What binds all these countries is a legacy of disabilities, from paltry social welfare backstops to a vast informal economy, where up to half of Latin America’s work-age population toils without perks, unemployment compensation or safety nets. For the one in five Latin Americans living in densely inhabited slums, like the ones ringing Buenos Aires, sheltering at home also means social compacting, exposing millions of poor in cramped airless quarters where infection flourishes.
And while most nations have managed to reach the poorest households with targeted cash transfers, millions more in the gray economy have slipped through the cracks. Consider that six in 10 Peruvians have no bank account. That invisible demographic is a major reason why as the region ramped up spending and blew up debt to offset the outbreak, even those extraordinary outlays have fallen short and done little to correct long standing inequities.
Although virtually all countries ascribe to universal health care, coverage is at best patchy. Most Latin American and Caribbean nations fell short of the Pan American Health Organization’s benchmark of investing 6% of gross domestic product on health well before the virus began to spread.
Simply pouring money into the system will not help. In 2017, Mexico spent 10% of its health budget on the health bureaucracy, more than any other country in the OECD. Despite this largesse, the coronavirus has overwhelmed Mexico’s hospitals. Bulking up spending “without addressing the challenges of inefficiency and poor performance would be a fundamental omission of local competent authorities and decision makers,” a London School of Economics reported last year.
Health spending is bled away by corruption, obfuscated by opaque governance. Instead of opening its books to account for inflows of international aid to fight the pandemic, El Salvador neutered its Transparency and Anti-Corruption secretariat and shut down the finance ministry’ s Anti-Corruption Unit.

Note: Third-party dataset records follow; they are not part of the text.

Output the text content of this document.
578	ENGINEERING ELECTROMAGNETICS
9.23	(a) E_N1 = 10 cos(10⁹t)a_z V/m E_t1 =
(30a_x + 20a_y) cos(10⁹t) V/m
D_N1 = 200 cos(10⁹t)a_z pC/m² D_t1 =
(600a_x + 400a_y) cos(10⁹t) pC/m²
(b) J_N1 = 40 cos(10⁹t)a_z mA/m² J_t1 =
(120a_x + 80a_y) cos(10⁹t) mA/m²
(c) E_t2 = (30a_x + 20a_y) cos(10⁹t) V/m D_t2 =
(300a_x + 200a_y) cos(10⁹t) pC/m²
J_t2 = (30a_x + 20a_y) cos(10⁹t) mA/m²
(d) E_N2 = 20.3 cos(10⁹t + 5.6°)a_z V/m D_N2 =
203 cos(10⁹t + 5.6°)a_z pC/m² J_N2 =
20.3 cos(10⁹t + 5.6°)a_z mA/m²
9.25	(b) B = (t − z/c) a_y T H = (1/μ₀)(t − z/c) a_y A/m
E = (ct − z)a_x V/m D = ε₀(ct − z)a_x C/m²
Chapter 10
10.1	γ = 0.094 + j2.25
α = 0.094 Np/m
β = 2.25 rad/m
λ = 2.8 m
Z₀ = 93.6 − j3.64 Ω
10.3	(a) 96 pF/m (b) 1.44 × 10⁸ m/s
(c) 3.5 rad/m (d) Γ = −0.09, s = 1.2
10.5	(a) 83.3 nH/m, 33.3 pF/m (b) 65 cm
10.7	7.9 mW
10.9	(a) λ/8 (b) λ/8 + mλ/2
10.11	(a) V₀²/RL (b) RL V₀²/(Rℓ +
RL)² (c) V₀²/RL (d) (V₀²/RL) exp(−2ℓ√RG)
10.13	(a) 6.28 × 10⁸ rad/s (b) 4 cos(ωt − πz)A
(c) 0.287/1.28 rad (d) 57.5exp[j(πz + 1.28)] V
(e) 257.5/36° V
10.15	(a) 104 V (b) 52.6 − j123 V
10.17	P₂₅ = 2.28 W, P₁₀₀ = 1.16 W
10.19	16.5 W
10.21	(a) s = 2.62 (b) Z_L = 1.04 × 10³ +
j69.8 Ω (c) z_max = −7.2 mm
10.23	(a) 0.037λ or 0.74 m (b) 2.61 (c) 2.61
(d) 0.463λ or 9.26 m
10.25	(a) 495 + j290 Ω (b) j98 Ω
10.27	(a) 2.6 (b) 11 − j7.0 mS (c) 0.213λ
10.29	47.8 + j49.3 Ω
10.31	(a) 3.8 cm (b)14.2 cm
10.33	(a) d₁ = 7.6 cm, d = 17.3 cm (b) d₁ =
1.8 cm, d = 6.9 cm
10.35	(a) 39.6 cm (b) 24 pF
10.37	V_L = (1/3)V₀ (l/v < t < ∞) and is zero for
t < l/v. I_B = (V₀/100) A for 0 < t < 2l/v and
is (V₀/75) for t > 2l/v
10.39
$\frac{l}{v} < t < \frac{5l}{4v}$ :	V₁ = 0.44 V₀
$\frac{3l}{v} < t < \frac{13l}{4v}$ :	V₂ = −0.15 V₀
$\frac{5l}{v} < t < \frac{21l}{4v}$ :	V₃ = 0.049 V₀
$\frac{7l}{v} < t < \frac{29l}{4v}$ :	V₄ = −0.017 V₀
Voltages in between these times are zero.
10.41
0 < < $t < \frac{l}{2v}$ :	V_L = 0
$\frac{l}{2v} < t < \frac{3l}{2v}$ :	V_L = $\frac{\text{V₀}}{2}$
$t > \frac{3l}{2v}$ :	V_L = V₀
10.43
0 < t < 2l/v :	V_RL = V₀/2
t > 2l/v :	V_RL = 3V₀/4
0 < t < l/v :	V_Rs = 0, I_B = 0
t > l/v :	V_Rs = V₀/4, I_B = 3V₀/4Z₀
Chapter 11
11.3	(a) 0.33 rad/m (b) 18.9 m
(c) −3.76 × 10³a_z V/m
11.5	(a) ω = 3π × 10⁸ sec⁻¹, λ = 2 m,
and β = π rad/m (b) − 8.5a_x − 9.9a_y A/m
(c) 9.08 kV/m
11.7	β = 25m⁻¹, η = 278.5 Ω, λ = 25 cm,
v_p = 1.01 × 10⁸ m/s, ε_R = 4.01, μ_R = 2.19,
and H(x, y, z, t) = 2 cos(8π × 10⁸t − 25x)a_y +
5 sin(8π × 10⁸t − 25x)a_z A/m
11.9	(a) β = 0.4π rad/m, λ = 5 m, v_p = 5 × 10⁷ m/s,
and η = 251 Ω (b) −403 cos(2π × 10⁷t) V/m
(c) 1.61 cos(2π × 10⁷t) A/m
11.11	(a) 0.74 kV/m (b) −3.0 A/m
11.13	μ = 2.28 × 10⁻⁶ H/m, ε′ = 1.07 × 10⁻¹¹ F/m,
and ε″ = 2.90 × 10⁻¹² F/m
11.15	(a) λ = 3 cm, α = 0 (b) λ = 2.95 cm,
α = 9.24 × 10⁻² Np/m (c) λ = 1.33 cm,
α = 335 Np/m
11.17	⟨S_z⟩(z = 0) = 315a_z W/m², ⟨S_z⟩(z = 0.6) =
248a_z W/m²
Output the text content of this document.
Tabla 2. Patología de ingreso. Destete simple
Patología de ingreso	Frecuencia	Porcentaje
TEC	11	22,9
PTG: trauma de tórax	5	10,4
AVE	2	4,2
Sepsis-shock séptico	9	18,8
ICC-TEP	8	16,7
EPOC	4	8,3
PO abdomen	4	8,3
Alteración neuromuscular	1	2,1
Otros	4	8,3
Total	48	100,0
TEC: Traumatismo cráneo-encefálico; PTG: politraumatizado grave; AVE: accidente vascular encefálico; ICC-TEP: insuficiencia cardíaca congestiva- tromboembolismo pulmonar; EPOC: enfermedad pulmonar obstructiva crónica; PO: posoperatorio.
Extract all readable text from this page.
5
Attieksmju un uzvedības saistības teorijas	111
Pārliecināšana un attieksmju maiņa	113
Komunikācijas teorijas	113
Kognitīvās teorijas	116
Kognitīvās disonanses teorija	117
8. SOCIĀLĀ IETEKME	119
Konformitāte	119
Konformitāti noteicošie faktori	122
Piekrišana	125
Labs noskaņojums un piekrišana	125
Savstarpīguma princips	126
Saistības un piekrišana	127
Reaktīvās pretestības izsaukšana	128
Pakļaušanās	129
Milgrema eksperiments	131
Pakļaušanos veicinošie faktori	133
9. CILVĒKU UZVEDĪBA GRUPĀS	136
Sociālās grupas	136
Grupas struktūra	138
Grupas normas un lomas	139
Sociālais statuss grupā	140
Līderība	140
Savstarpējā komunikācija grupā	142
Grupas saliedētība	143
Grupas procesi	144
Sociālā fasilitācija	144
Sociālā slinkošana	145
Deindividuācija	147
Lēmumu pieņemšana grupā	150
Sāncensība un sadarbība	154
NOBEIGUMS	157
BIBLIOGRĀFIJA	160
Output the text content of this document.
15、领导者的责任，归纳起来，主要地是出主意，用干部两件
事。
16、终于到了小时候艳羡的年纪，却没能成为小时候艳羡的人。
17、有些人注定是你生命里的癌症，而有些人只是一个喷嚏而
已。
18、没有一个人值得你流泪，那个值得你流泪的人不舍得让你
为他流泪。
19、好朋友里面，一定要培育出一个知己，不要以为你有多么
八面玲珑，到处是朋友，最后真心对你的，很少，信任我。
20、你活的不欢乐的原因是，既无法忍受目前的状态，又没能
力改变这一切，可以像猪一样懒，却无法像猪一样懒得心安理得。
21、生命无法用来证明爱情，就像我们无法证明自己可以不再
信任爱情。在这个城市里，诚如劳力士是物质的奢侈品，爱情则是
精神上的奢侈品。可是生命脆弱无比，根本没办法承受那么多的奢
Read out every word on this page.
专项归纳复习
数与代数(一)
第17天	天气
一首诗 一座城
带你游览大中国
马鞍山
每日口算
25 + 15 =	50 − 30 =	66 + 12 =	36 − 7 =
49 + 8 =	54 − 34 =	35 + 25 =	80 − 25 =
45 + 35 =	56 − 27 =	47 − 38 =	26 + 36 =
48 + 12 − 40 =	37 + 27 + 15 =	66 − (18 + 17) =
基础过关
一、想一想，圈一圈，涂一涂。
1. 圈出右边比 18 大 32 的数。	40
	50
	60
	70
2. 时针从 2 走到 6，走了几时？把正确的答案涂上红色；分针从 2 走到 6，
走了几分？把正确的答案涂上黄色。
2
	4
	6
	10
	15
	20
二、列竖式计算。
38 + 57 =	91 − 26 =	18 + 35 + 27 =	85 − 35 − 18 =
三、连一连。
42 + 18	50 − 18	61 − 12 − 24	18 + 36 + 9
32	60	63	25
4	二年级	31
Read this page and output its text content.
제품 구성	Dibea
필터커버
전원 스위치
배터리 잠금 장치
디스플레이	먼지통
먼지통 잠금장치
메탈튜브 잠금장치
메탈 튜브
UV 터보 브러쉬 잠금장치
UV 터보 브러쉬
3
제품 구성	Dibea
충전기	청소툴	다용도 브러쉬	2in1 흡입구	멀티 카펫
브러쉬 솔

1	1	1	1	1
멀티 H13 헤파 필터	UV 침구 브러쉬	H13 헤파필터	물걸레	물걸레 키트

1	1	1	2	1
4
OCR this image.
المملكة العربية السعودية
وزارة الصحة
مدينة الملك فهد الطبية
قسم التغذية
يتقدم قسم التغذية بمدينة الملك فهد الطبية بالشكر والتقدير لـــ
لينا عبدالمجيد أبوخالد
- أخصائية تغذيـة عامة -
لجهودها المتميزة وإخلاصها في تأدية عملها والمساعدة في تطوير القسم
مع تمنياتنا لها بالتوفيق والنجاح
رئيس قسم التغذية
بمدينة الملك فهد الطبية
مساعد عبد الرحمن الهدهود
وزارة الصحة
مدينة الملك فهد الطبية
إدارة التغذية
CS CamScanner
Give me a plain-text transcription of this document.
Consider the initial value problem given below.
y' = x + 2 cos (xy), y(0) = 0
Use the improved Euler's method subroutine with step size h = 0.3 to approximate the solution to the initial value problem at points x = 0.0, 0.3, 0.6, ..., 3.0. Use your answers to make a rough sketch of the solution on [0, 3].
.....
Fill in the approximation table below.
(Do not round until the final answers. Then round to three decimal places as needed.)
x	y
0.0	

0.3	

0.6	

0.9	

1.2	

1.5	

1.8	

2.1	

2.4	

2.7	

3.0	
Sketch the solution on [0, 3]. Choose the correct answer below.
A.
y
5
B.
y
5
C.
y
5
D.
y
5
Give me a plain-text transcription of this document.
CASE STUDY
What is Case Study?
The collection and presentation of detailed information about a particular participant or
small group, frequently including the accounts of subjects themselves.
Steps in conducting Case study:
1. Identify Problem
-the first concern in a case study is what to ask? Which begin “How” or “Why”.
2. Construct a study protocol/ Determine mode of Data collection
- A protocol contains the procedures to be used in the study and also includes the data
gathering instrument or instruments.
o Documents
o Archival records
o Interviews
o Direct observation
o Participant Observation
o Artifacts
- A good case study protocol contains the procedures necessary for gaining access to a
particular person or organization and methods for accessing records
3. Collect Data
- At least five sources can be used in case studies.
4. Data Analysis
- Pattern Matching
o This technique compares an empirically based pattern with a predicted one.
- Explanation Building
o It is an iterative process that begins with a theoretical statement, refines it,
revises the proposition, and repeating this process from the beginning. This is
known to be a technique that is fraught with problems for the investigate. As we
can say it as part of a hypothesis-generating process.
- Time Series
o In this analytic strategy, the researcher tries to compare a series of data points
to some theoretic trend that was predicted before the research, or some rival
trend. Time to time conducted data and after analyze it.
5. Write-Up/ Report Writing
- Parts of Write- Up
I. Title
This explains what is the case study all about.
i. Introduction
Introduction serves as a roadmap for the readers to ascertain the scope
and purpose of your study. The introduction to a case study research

One exception to the dismal Latin American tableau is Uruguay, which stanched the spread of the disease without locking down, and is now preparing for an economic restart even as its stricken neighbors reel. But Uruguay’s good fortunes — low urban density, near universal health care, falling poverty, and a culture of fiscal sobriety unburdened by partisan caviling — are mostly self made. Thanks to decades of reform and social consensus, the nation of 3.5 million is the hemispheric outlier.
No doubt, toxic politics has put Latin Americans at greater risk during the pandemic, even to the point of squandering vital public goods. Look no further than Brazil, where 286,000 community health workers trained to contain contagion have been repeatedly thwarted and second-guessed by the Bolsonaro government’s conflicting directives on health protocols.
Yet in nations where underlying conditions and a “manana” approach to reforms impede deficient states from effectively tending to the sick, delivering emergency assistance and ventilating failing businesses, even the most committed rationalists will stumble.